The Power BI Report has a template option. This format uses the .PBIT extension and doesn’t contain any data only a template to use with other data. The structure is roughly the same, but doesn’t contain the “DataModel” file, but “DataModelSchema”, which appears to be a JSON file.
hexdump -C DataModelSchema | head 00000000 7b 00 0d 00 0a 00 20 00 20 00 22 00 6e 00 61 00 |{..... . .".n.a.| 00000010 6d 00 65 00 22 00 3a 00 20 00 22 00 38 00 36 00 |m.e.".:. .".8.6.| 00000020 65 00 34 00 32 00 62 00 33 00 30 00 2d 00 30 00 |e.4.2.b.3.0.-.0.| 00000030 34 00 34 00 33 00 2d 00 34 00 36 00 30 00 63 00 |4.4.3.-.4.6.0.c.| 00000040 2d 00 61 00 36 00 66 00 36 00 2d 00 36 00 66 00 |-.a.6.f.6.-.6.f.| 00000050 34 00 35 00 35 00 66 00 64 00 64 00 31 00 61 00 |4.5.5.f.d.d.1.a.| 00000060 35 00 36 00 22 00 2c 00 0d 00 0a 00 20 00 20 00 |5.6.".,..... . .| 00000070 22 00 63 00 6f 00 6d 00 70 00 61 00 74 00 69 00 |".c.o.m.p.a.t.i.| 00000080 62 00 69 00 6c 00 69 00 74 00 79 00 4c 00 65 00 |b.i.l.i.t.y.L.e.| 00000090 76 00 65 00 6c 00 22 00 3a 00 20 00 31 00 35 00 |v.e.l.".:. .1.5.|
The DataModelSchema JSON has some plain text strings which could be used for identification. Later in the file there is a string, “defaultPowerBIDataSourceVersion“.

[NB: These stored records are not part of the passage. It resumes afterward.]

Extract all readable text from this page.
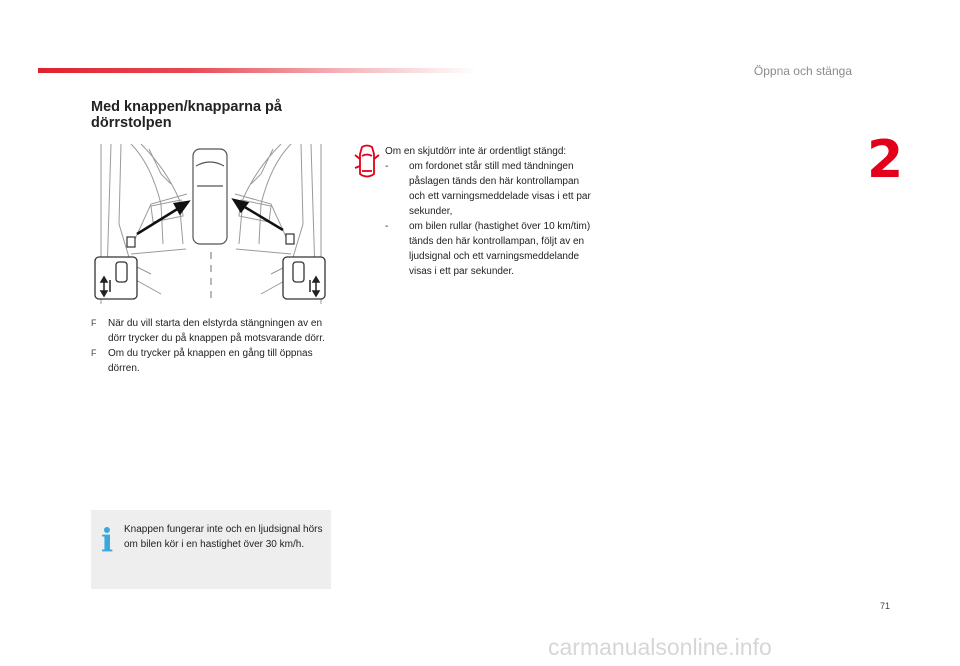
Öppna och stänga
2
Med knappen/knapparna på dörrstolpen
F	När du vill starta den elstyrda stängningen av en dörr trycker du på knappen på motsvarande dörr.
F	Om du trycker på knappen en gång till öppnas dörren.
i Knappen fungerar inte och en ljudsignal hörs om bilen kör i en hastighet över 30 km/h.
Om en skjutdörr inte är ordentligt stängd:
-	om fordonet står still med tändningen påslagen tänds den här kontrollampan och ett varningsmeddelade visas i ett par sekunder,
-	om bilen rullar (hastighet över 10 km/tim) tänds den här kontrollampan, följt av en ljudsignal och ett varningsmeddelande visas i ett par sekunder.
71
carmanualsonline.info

000001c0 20 00 20 00 20 00 7d 00 2c 00 0d 00 0a 00 20 00 | . . .}.,..... .| 000001d0 20 00 20 00 20 00 22 00 64 00 65 00 66 00 61 00 | . . .".d.e.f.a.| 000001e0 75 00 6c 00 74 00 50 00 6f 00 77 00 65 00 72 00 |u.l.t.P.o.w.e.r.| 000001f0 42 00 49 00 44 00 61 00 74 00 61 00 53 00 6f 00 |B.I.D.a.t.a.S.o.| 00000200 75 00 72 00 63 00 65 00 56 00 65 00 72 00 73 00 |u.r.c.e.V.e.r.s.| 00000210 69 00 6f 00 6e 00 22 00 3a 00 20 00 22 00 70 00 |i.o.n.".:. .".p.| 00000220 6f 00 77 00 65 00 72 00 42 00 49 00 5f 00 56 00 |o.w.e.r.B.I._.V.| 00000230 33 00 22 00 2c 00 0d 00 0a 00 20 00 20 00 20 00 |3.".,..... . . .|
Seems like the best identification of the template format.
As usual you can find my signature proposal on my GitHub along with a couple “safe” samples.